Personal information
- Full name: James Chalmers Macadam
- Born: 29 June 1988 (age 38) Paddington, London, England
- Height: 6 ft 8 in (2.03 m)
- Batting: Right-handed
- Bowling: Right-arm medium-fast

Domestic team information
- 2007: Oxford University
- 2008: Oxford UCCE

Career statistics
| Competition | First-class |
| Matches | 2 |
| Runs scored | 11 |
| Batting average | 11.00 |
| 100s/50s | –/– |
| Top score | 7 |
| Balls bowled | 162 |
| Wickets | 1 |
| Bowling average | 101.00 |
| 5 wickets in innings | – |
| 10 wickets in match | – |
| Best bowling | 1/41 |
| Catches/stumpings | –/– |
- Source: Cricinfo, 9 June 2020

= James Macadam =

English cricketer (born 1988)

James Chalmers Macadam (born 29 June 1988) is an English first-class cricketer.
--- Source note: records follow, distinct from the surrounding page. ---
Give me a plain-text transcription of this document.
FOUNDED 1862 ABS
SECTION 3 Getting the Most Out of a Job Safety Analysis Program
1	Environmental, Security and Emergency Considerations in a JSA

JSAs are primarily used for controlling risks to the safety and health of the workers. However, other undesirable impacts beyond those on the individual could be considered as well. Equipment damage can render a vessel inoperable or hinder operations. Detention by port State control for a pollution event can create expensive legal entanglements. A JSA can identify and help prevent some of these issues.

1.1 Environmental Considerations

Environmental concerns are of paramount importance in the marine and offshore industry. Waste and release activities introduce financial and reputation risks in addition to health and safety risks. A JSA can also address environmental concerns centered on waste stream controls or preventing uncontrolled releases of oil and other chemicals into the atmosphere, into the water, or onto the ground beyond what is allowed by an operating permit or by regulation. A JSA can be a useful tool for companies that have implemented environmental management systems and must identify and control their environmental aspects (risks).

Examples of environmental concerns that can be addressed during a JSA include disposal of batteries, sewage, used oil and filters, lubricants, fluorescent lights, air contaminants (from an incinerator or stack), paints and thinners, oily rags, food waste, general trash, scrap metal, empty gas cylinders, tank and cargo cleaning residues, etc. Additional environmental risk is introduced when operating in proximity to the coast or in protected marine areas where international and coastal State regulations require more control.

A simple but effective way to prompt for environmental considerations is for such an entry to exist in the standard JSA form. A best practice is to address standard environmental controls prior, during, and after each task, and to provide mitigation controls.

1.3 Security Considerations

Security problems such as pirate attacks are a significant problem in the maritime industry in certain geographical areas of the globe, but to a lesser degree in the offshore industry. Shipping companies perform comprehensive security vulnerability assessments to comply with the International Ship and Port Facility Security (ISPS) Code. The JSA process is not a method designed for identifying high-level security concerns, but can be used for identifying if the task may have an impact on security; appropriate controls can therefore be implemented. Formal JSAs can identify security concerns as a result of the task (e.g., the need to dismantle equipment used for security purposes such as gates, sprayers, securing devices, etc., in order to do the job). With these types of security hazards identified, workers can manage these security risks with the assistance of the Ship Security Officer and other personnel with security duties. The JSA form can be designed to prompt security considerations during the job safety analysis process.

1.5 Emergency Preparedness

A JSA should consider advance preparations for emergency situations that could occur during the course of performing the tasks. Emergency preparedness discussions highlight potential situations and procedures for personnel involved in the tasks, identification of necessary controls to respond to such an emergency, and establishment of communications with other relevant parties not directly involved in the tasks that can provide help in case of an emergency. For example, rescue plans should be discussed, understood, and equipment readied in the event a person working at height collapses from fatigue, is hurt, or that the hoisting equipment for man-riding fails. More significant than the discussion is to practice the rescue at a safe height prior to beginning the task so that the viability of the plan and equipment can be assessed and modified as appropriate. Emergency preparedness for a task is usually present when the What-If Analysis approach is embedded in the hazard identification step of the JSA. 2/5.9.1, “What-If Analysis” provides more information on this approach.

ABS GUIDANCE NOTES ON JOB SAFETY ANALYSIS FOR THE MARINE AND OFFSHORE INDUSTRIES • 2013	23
Macadam was born at Paddington in June 1988. He was educated at Eton College, before going up to Keble College, Oxford to study geography. He played first-class cricket while studying at Oxford, making a single appearance each for Oxford University in The University Match against Cambridge University at Fenner's in 2007, before appearing for Oxford UCCE against Glamorgan at Oxford in 2008. He later studied for his MPhil at Downing College at the University of Cambridge.